This is getting so old its not fucking real....... getting my life back together, working, getting out and about etc...... then i dip again....
My uncle in Ireland died last week (i haven't seen him for a few years) so my brother and i went to the funeral, it brought up a lot of sad memories for me of my mum etc visiting her home town old family home etc, it really was quite exhausting emotionally.
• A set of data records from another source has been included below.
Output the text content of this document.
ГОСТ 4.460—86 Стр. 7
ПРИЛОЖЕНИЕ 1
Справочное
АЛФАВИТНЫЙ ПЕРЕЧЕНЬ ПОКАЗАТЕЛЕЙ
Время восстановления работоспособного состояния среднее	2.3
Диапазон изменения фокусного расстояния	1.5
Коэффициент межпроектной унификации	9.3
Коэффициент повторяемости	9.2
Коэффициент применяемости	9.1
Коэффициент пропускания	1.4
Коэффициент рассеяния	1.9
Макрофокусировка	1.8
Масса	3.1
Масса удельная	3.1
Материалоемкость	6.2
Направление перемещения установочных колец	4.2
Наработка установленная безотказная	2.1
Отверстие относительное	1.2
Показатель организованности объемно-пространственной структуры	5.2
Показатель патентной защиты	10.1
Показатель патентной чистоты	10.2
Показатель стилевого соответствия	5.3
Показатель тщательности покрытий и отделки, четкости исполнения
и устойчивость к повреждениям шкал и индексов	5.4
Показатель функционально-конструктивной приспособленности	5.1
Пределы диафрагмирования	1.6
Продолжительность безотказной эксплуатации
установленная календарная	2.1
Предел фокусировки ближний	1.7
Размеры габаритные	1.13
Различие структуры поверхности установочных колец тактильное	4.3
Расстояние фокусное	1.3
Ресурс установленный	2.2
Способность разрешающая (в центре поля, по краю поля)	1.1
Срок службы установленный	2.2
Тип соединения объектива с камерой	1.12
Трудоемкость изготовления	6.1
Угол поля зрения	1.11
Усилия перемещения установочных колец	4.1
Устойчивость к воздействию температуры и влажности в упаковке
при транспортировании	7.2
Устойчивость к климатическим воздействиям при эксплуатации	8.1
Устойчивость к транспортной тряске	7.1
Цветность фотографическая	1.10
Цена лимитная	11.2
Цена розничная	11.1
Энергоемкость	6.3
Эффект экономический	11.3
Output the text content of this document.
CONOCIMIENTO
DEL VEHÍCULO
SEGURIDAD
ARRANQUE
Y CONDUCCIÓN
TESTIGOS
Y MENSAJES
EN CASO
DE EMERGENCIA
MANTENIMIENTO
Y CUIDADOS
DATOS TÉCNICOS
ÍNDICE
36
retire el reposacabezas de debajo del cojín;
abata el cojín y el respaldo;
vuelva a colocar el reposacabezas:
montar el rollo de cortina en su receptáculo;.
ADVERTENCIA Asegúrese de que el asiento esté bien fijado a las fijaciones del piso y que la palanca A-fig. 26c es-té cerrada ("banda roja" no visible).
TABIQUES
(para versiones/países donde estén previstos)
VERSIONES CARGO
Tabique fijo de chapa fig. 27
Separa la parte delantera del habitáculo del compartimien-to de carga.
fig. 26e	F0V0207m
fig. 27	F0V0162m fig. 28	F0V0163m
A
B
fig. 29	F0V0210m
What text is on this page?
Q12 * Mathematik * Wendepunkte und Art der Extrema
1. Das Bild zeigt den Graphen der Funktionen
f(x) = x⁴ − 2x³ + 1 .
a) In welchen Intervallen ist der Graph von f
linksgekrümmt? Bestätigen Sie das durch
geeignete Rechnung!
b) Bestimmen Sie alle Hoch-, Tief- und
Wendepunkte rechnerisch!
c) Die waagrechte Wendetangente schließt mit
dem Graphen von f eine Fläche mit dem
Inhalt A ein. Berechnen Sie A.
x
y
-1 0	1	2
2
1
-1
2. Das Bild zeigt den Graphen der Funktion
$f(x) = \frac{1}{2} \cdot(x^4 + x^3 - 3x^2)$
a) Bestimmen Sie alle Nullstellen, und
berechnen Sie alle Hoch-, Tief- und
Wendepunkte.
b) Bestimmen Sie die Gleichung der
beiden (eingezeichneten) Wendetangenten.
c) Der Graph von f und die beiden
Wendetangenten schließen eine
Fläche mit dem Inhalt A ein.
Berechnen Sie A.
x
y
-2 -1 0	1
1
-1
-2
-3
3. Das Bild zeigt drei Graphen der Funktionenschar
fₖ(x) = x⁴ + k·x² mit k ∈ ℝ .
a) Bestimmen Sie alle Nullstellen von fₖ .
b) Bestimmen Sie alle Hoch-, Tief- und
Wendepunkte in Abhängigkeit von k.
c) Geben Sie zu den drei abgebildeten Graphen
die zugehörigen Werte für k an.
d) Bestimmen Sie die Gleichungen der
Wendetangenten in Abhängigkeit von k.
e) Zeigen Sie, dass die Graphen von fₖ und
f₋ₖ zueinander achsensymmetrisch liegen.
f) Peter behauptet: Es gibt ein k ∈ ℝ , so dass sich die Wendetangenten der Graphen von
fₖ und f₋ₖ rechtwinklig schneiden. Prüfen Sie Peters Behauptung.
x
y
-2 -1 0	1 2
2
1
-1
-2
Got home at the weekend, and who do i run into in a local shop but my ex, im a bit down and as he knew my uncle i told him he had a died etc, he was very understanding and asked me for a coffee.........MISTAKE.
After we talked about my uncle and mum and how i felt ...........he said that he had really thought about what he had done to me and he had made a terrible mistake, i was the best thing that had ever happened to him and he wanted me back, he wanted to come home and for us to try again, he misses me so much ,he is willing to try counselling, sign a document saying he has no rights to my assets- we just date etc anything to make me happy, he was crying and very upset - now i know this is probably all bullshit but i am taken in, in my vulnerable state.
I say to him that i need to think about what he is saying and that it would take a lot of work on his part for me to even consider it, he is ok with this and says he will wait. The sad thing is that even after how far i have come since he left nearly five months ago- i do still miss him.
I am a idiot, why do i let myself get dragged in again??